Parfois...
...on se dit qu'il eut mieux valu se casser une jambe ce jour-là.
Après vous avoir quittés tantôt et laissés aux prises avec mes deux posts précédents, je m'apprêtais à passer un bout de soirée avec mon ami Girole, son assistante et néanmoins complice Ya, et éventuellement son nouveau copain. Celui de Girole, pas celui de Ya !
Un SMS et un message vocal plus tard, et je n'avais toujours pas de nouvelle, ce qui est rarement dans ses habitudes, sauf cas de force majeure, bien entendu. Et là, qui donc a la bonne idée de m'appeler ?! Mon B., revenu dans la journée de la Côte d'Azur, où il a passé quasiment une semaine avec son chéri. Pour rire, j'en dirais bien plus, mais la décence me l'interdit !
Rendez-vous est donc pris avec B. pour se retrouver sur le coup de 19h45, devinez où... Ben oui, à l'Open.
Moment très sympa, à reluquer avec envie tout ce qui passait — enfin, pas envie de TOUT ce qui passait non plus, hein, faut pas abuser ! — et surtout à gloser sur les uns et les autres, comme deux vieilles pouffiasses que nous sommes. Mais ne vous méprenez pas : on fait plus ça par jeu que par méchanceté. C'est juste que j'ai toujours adoré les deux vieillards du Muppet Show et je trouve trop drôle de jouer leur rôle, quelques trente et quelques années avant d'avoir l'âge qu'ils sont sensés avoir !!
Bref.
Au bout de la seconde pinte, on file dîner à la cantine, a.k.a. Le Kofi du Marais, où bien entendu, on continue comme deux collégiennes pré-pubères à zieuter tous les beaux gosses et à commenter. Genre, comportement de pédale de base ! Soudain, un SMS... : “ Chic, G. est rentré d'Italie et il me répond ! ”.
Ah ben non, c'était pas G., c'était E., mon Amour Éperdu de l'hiver dernier (cf. avant-dernier post) qui à 22h21 n'avait rien d'autre à foutre que m'envoyer un SMS pour me demander si j'allais bien. Je vous passe le détail de l'échange, mais sachez juste que depuis trois/quatre semaines, il me court après pour qu'on se voit.
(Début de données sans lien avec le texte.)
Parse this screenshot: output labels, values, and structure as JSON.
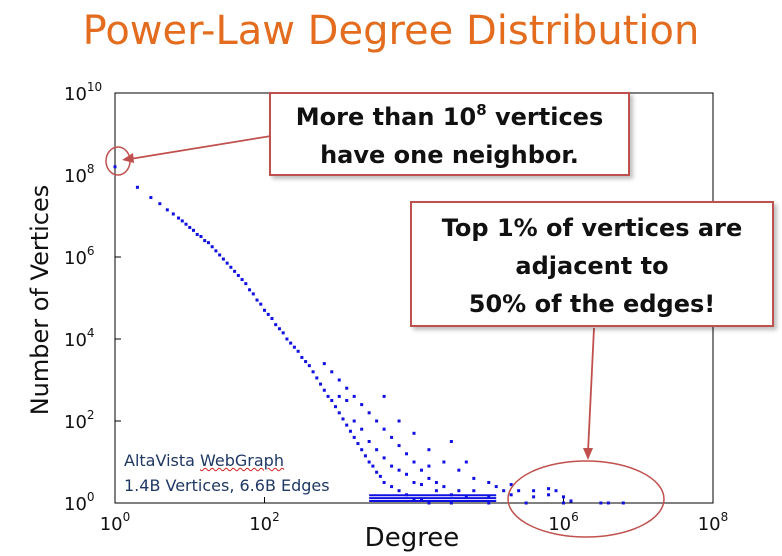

Et aussi, pour me donner les deux cours de solfège qu'il m'a promis, ainsi que quelques cours de chant que je lui ai réclamés.
Sauf que, depuis trois/quatre semaines j'ai rencontré G. et j'aimerais bien un peu oublier E., surtout qu'il ne m'appelle plus que quand il a besoin de quelque chose, bien qu'il s'en défende, évidemment :
“ Non, pas de soucis de mon côté, c'est juste que ça fait une demie-douzaine de fois que je te contacte en un mois, et je ne te relance pas par intérêt, quel qu'il soit. Ce n'est pas parce que tu es expéditif ce soir, mais aussi les autres. Si je dois m'attendre à du laconisme de ta part, autant que je le sache. Je te laisse donc tranquille. Bon appétit ! ”.
C'est marrant, maintenant c'est
LUI qui compte les fois où il me contacte et où je ne donne pas suite, alors que quand on était ensemble, c'était moi qui comptais avec délice et bonheur les jours passés ensemble depuis notre rencontre, tandis que lui n'en n'avait rien à foutre.
J'adore ce mec, vraiment, même si le ton n'en témoigne pas. Mais quand ce petit con aura compris que c'est pas maintenant qu'il m'a largué, une semaine après m'avoir glorieusement souhaité une bonne année, qu'on va se voir plus qu'avant, je crois qu'il aura fait un grand pas dans sa manière de traîter les autres. Et en particulier, ceux qui l'aiment.
Heureusement que B. et moi sommes allés au RAIDD Bar après le restau, ça aura au moins eu le mérite de me détendre les neurones !
Et pour terminer sur une note pas joyeuse, ben j'attends toujours des news de G. et j'ai peur qu'il ne m'ait laissé un message sur CG. Or, si c'est le cas, ça va passablement me gonfler ; si après tout, nous sommes ensemble, comme il l'a confirmé lui-même, il aurait quand même pu m'envoyer un SMS quand il a commencé son boulot il y a 1h37...
PS: au moins, Girole m'a renvoyé un mot pour me dire “ Soirée ciné mari ! Bisou ”.